Space Saga at the Danish Architecture Center

Space Saga - a new exhibition about recent research into how people could live on the moon - has just opened at the Danish Architecture Centre and in time for the start of the school winter holiday.

There are certainly plenty of things to occupy children and trigger their imaginations - including a chance to build a moon module in Lego - but intriguing and complicated concepts are also explored that apply more widely to life down here on earth ….. so, for instance, on how light or lack of light effects our sleep patterns, and with a direct impact on our mental and physical health, and important questions are raised about the food we need rather the food we want and the importance of smell and taste in our lives.
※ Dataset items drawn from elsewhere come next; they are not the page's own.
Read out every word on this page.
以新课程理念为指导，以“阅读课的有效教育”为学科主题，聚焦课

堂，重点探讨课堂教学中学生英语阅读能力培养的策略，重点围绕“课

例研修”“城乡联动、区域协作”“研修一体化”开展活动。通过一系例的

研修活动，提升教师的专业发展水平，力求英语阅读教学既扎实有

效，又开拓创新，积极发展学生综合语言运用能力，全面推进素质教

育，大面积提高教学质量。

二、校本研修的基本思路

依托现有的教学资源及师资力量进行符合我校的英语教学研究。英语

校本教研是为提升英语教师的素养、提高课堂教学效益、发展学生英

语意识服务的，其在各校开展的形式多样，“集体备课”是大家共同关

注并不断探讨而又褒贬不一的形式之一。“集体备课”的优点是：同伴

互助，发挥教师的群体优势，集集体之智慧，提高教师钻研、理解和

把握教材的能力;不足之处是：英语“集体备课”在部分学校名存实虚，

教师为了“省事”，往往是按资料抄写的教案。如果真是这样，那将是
With space exploration, there is the stress of very real isolation or, rather, isolation with a few other people in a tightly-confined space so this exhibition is, in part, about how humans have been such a successful animal because we find the ways that help us adapt to even the most extreme and hostile environments.

At the centre of the exhibition is the Lunark module from SAGA Space Architects that was built to help understand how people could survive if a long-term or even a permanent settlement was established on the moon.

In 2020, Sebastian Aristotelis and Karl-Johan Sørensen took the pod to Moriusaq -a bay over 1,000 kilometres north of the Arctic Circle in Greenland - where, for 60 days, it was a base for them to investigate the “psychological effects associated with isolation” in an extreme and hostile environment.

The form of the pod, with interlocked and hinged panels, was inspired by Japanese origami so it could be collapsed down for transport but, unfolded, held within a light aluminium frame and anchored down, it formed a stable structure.

I would not survive for long in such a confined space … I find it difficult to cope with small spaces so I need to look out at sky and light at regular intervals and I tend to pace up and down at regular intervals as I work. On top of that, I suffer badly from SAD during long winter nights so would certainly have failed any profiling tests for selection for this trial although, on the plus side, and for reasons I’ve never been able to fathom, I have never suffered from travel sickness or jet lag so maybe not a complete non starter.

When you look inside the pod, it’s clear that it was designed primarily as a tightly-organised lab in which to work because there is no real space for anything else. There is a small table or workbench on each side, that can be folded back, and with two chairs and a very small stove on the floor - cooking was basic so about boiling a kettle for hot water to rehydrate dried food - and, above on each side, there are cramped bunks buried into the thick insulation panels. In the small lobby of the entrance, or what is euphemistically called the airlock, there is a toilet and that is about it.

The mission was the subject of a series of programmes - Eksperimentet: 60 dage på månen - that were broadcast in June 2021 but can still be viewed on the DR tv channel (in Danish).